The moon in Cancer is approaching fullness right now and the garden at night looks lunar and eerie, white as a skull. (And yes, I do know that Mercury is about to go retrograde this weekend, so my computer will have a wobly and the stove implode!)
There is nothing like a failed love affair to bring one into the realm of Hekate and her empty underworld. In ancient mythology, this moon goddess presided over the gates to Hades and her pillars were raised at crossroads and in doorways. The moon as her torch, she shed a deceptive and often cold barren light on the void, the darkness and sense of failure and loss we all experience at one time or another.
I have often heard it said that the first principle of magic is sympathy with nature ( even Derek Jarman’s urbanised and deracinated modern nature) and so it intrigues me that Hekate was linked with wolfsbane ( Aconite), the willow that hangs over water and has such pendulous enclosing branches, as well as the yew. When I was travelling around the lonelier hamlets and villages of the Welsh Borders, Longtown or up in Gospel Pass, I would find great black yews brooding over churchyards and graveyards and wells , old sites of worship and mourning.
Along with owls, Hekate had serpents as her guides to the knowledge of the dead, cold and reptilian with flickering tongues and dispassionate gazes. A wisdom that reached into nothingness, the nada of sensibility, the wasteland of and beyond the human spirit.
At times like this Hekate is my cold mother, the older women in black with her face averted. She is most at home in the shades of the Dark Moon and is accompanied by red-eyed hounds, ravenous and bloodthirsty. She is the killing mother, kin to Kali. Laying waste and redeeming waste. She holds the key to the underworld and another of her symbols is the Wheel of Hekate, the spinning and cyclic journey from life to death, from birth to renewal to death, and the unknown beyond death.
Once in an earlier incarnation, Hekate was worshipped as a beautiful young goddess carrying torches and wearing a crown of stars, a glittering and enchanted figure of nightlight, but she took on darkness as she matured. And moved into the invisibility of the underworld, the Unconscious, the not-feeling and insensate realms of self-loss.
When I entered this time of loss and chose to explore and suffer emptiness, a friend who is a student of homeopathy suggested I take aconite. Wolfsbane or Monkshood is not a plant found here in Africa. Its name comes from the Greek akon or arrow because darts were tipped with aconite as a deadly poison. It is linked to belladonna in its toxicity as an irritant poison. In the older myths, aconite grew up from drops of spittle cast by the three-headed hound Cerberus, the dog guardeng the gates to the underworld, who was dragged out by Hekate. Aconite for me is my cup of bitterness.
And if aconite seeds are wrapped in lizard-skin, the bearer of this talisman will become invisible. The reptilian is very much with me, a cold Otherness that is both repugnant and desirable, a chilling and distance that is a begetting of wisdom. Not that I intend to go around skinning any of my beautiful lizards, but the snakes and lizards and frogs that attend in these days hint at my invisibility to myself, the void within, the blankness and sterility.
It is not depression, there is a difference and I have not suffered that ebbing energy or distorted perspective typical of depression. This is something else, a cold and forbidding place that I had not entered before, a room locked in my psyche.

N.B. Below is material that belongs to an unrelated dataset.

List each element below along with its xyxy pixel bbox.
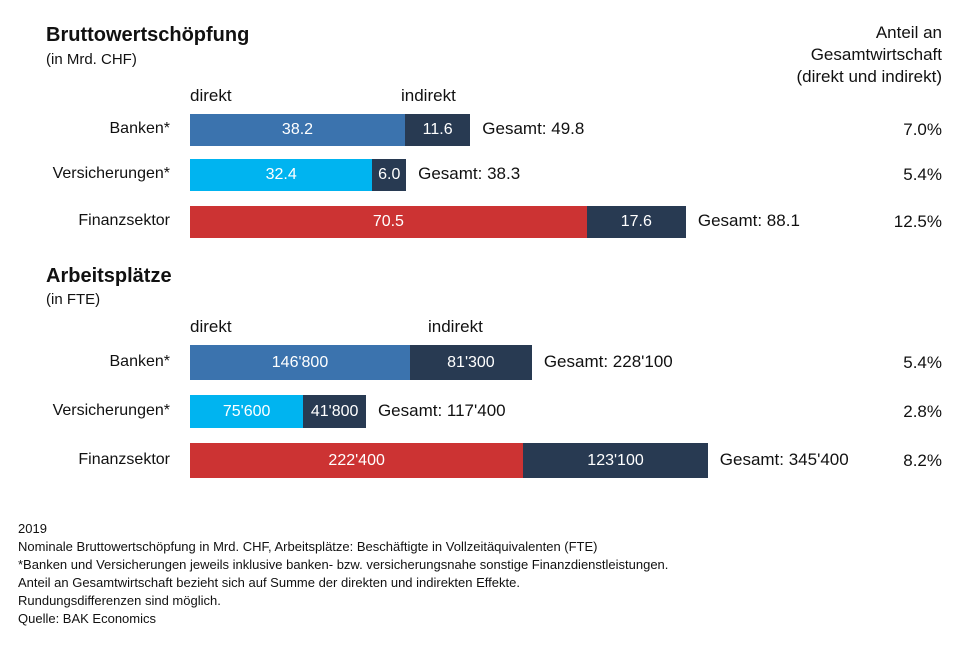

The smoky blue flowers of aconite, Hekate’s flower, stand for hated and mistrust. This is the via negativa that follows in the aftermath of failed love, the banishing and the loss of enchantment. The falling out of love and the inward raging and grief at losing that self-in-love, that enhanced and miraculous being, transformed in the fleeting moment of passion.
And linked to aconite and the necessary depleting powers of Hekate is rue, with its healing properties that work paradoxically through bitterness and regret, my loved but untouchable rue. I have become hypersensitive to this greeny-blue beauty and cannot touch it without blistering. That pungent and dark healing has touched me somewhere very dangerous and initiates me into another kind of discomfort.